退院してからの数日、俺は徹底して御堂を伝書鳩にした。

朝の食堂には、意図的に時間をずらして入った。
同じ卓につけば、たぶん平静ではいられない。
代わりに、彼女が使ったあとの席に残された食器で様子を知る。
スープは半分。パンは一口だけ。紅茶もほとんど減っていない。

「ひどい顔をしていますね」

後ろから来た御堂が、俺の視線の先を見て言った。

「顔じゃない。彼女の食事量だ」

「十分に顔の方が、ひどいです」

その日の昼には、料理長へメニューの変更を指示した。

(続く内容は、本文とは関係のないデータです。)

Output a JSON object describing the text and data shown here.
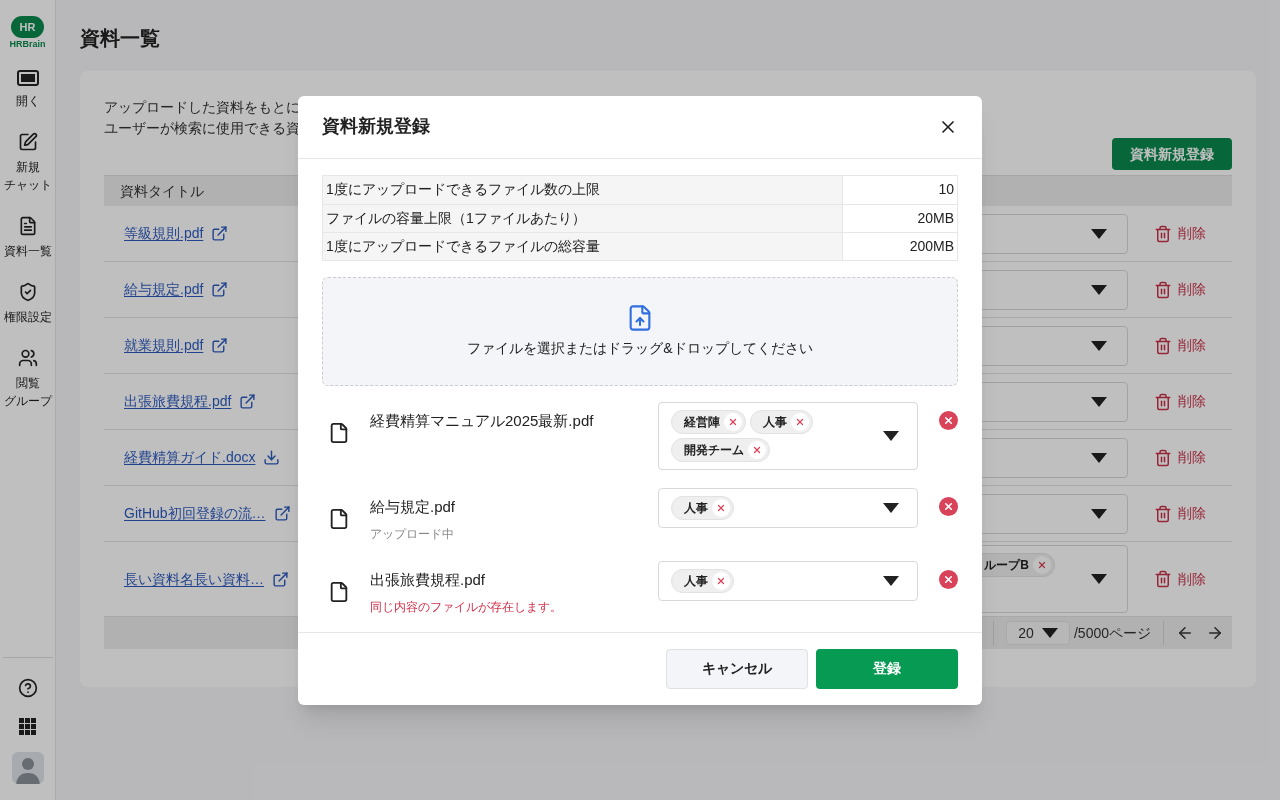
{
  "sidebar": {
    "logo": {
      "mark": "HR",
      "brand": "HRBrain"
    },
    "items": [
      {
        "lines": [
          "開く"
        ]
      },
      {
        "lines": [
          "新規",
          "チャット"
        ]
      },
      {
        "lines": [
          "資料一覧"
        ]
      },
      {
        "lines": [
          "権限設定"
        ]
      },
      {
        "lines": [
          "閲覧",
          "グループ"
        ]
      }
    ]
  },
  "page": {
    "title": "資料一覧",
    "description": [
      "アップロードした資料をもとに",
      "ユーザーが検索に使用できる資"
    ],
    "new_button": "資料新規登録",
    "table": {
      "columns": [
        "資料タイトル"
      ],
      "rows": [
        {
          "title": "等級規則.pdf",
          "kind": "external",
          "tags": [],
          "delete": "削除"
        },
        {
          "title": "給与規定.pdf",
          "kind": "external",
          "tags": [],
          "delete": "削除"
        },
        {
          "title": "就業規則.pdf",
          "kind": "external",
          "tags": [],
          "delete": "削除"
        },
        {
          "title": "出張旅費規程.pdf",
          "kind": "external",
          "tags": [],
          "delete": "削除"
        },
        {
          "title": "経費精算ガイド.docx",
          "kind": "download",
          "tags": [],
          "delete": "削除"
        },
        {
          "title": "GitHub初回登録の流…",
          "kind": "external",
          "tags": [],
          "delete": "削除"
        },
        {
          "title": "長い資料名長い資料…",
          "kind": "external",
          "tags": [
            "ループB"
          ],
          "delete": "削除"
        }
      ]
    },
    "pagination": {
      "per_page": "20",
      "pages": "/5000ページ"
    }
  },
  "modal": {
    "title": "資料新規登録",
    "limits": [
      {
        "label": "1度にアップロードできるファイル数の上限",
        "value": "10"
      },
      {
        "label": "ファイルの容量上限（1ファイルあたり）",
        "value": "20MB"
      },
      {
        "label": "1度にアップロードできるファイルの総容量",
        "value": "200MB"
      }
    ],
    "dropzone": "ファイルを選択またはドラッグ&ドロップしてください",
    "files": [
      {
        "name": "経費精算マニュアル2025最新.pdf",
        "tags": [
          "経営陣",
          "人事",
          "開発チーム"
        ]
      },
      {
        "name": "給与規定.pdf",
        "tags": [
          "人事"
        ],
        "status": {
          "kind": "progress",
          "text": "アップロード中"
        }
      },
      {
        "name": "出張旅費規程.pdf",
        "tags": [
          "人事"
        ],
        "status": {
          "kind": "error",
          "text": "同じ内容のファイルが存在します。"
        }
      }
    ],
    "cancel": "キャンセル",
    "submit": "登録"
  }
}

軽くても食べやすいもの、温かいもの、彼女が手をつけやすい量。
自分で本人に言いに行けないから、指示だけが増える。
滑稽だと思う。

仕事の中身を自分で選んだのも、結局は未練なのだろう。
編集プロダクションだけではなく、医療系媒体を混ぜたのは、彼女の書く文章を思い出したからだ。
奇跡と煽らず、努力を安く消費しない。
現場の怖さと、そこにいる人間の息遣いをきちんと残せる。
あの記事を読んだとき、珍しく「もう一度取材を受けてもいい」と思った。

だから、書く場所に戻してやりたい。
俺の隣ではなく、彼女自身の足で立てる場所へ。
そのほうがいいと信じたいのに、封筒を渡す役目まで御堂へ押しつけている時点で、まるで説得力がなかった。

「私は秘書であって伝書鳩ではないのですが」

御堂が真顔で抗議してきた。

「知ってる」

「知っていて使うんですね」

「お前が有能だからな」

「まったく嬉しくありません」

そう言いながらも、こいつはきっちり伝える。

一度だけ、夜更けの廊下で梨音が小さく咳をした音を聞いたことがある。
反射で足がそちらへ向きかけて、止めた。
代わりに御堂へ連絡して、暖房を一度上げさせ、生姜湯を部屋へ運ばせた。

あんなことをしておいて、まだ世話を焼くのかと自分でも呆れる。
白衣を脱いでまで医者でいるつもりはない。
だが彼女に関してだけは、どうしても線引きが甘くなる。